6. Did the authors estimate the infection-to-fatality ratio of COVID-19 in the given population?
- Please cite a reference for lines 48-50.
- Lines 60-64 need to be divided into multiple sentences. The sentence construction is not ideal.
- The introduction section needs more information. This includes: What is the prevalence of false positives in the serological COVID tests? What is the population division by age, gender, preexisting conditions in the Lambayeque region? What are the possible causes for almost 88.7% of Peru’s cases being asymptomatic?
- Line 241 should be “this finding” and not “his finding”. Please correct.
This was an exhaustive study in a set-up which is ever changing and therefore difficult to conclude. The authors have done a commendable job considering the limitations, however there are some major aspects which have not been listed in the experimental design:
- For the selected population, what percentage had preexisting conditions asper the collected questionnaire? Was this confirmed with medical records of the patients?
- Both IgG and IgM positive results were considered. Explain how the results between the 2 antibodies could vary and how they could lead to different conclusions.
- For individuals who did not practice strict isolation, was the use of masks taken into consideration? How did that affect the results?
- Were any of the seropositive individuals tested with qPCR too? Would that have helped in having greater faith in the results?
- Was an orthogonal testing algorithm as recommended by the CDC employed for this study?
- The findings of the study though interesting, are based on experimental design which has scientific omissions and lack of rigor. Hence it is difficult to look at the findings without taking these errors into consideration.
- Statistical analysis is thorough and reliable.
Listed in the sections above.
The article describes the rationale and the methodology of the study in sufficient detail.
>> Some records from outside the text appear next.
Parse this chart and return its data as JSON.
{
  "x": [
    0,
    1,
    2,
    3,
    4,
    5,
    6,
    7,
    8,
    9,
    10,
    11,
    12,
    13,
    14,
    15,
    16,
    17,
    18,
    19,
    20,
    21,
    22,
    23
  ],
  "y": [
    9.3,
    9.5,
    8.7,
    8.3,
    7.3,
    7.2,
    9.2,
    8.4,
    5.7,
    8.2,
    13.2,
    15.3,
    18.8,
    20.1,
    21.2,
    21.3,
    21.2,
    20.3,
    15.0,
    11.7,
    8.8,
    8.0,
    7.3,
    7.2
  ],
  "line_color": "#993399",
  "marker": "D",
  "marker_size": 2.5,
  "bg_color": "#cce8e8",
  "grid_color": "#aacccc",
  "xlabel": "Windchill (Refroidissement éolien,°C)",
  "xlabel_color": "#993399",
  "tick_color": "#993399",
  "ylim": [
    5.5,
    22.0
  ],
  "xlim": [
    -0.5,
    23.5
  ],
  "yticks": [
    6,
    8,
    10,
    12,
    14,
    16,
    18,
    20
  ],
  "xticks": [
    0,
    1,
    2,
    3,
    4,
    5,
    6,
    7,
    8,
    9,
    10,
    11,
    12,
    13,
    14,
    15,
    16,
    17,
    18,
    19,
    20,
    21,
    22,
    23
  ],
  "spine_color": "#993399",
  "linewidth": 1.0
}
The message that the article wants to convey can be much easier to elucidate if grammatical errors are addressed. For instance, lines 59-64, 134-142 needs to be rephrased. Authors should also address the typographical errors in the text.
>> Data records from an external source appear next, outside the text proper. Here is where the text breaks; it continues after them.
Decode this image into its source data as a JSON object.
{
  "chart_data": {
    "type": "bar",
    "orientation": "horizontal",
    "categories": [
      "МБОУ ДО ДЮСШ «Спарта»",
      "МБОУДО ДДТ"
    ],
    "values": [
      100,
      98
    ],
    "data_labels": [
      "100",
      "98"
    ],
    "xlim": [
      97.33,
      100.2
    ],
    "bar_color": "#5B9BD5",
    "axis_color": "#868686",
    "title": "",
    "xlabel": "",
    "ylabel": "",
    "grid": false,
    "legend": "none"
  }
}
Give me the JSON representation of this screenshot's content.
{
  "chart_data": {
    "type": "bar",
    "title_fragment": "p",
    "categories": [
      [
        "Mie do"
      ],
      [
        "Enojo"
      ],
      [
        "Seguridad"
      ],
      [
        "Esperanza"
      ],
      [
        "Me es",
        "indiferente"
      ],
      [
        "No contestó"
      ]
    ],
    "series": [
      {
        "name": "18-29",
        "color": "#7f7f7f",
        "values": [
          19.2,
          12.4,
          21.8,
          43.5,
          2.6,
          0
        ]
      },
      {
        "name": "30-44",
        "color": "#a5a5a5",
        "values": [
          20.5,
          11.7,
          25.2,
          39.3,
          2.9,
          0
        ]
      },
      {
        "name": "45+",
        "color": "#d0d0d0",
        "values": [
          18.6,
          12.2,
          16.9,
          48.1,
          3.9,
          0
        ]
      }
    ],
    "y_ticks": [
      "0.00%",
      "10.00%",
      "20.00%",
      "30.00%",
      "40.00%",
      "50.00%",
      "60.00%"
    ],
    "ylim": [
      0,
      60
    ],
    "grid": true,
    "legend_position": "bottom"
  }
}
The experimental design is well-thought-of. It will be nice if the authors could show some kind of validation for some of the positive tested samples using conventional qPCR. This will help better in assessing the false-positive or false-negative rates.
The authors have not commented on the false positive and false negative rates for their analysis. It has been reported that some of these tests do have a kind of false positivity or negativity. Did the authors observe this in their analysis?
Authors have very nicely demonstrated the SARS-CoV-2 seroprevalence study in Lambayeque, Peru in the manuscript and have reported their analysis following proper statistical tests. The manuscript is suitable for publication, provided the above comments are addressed.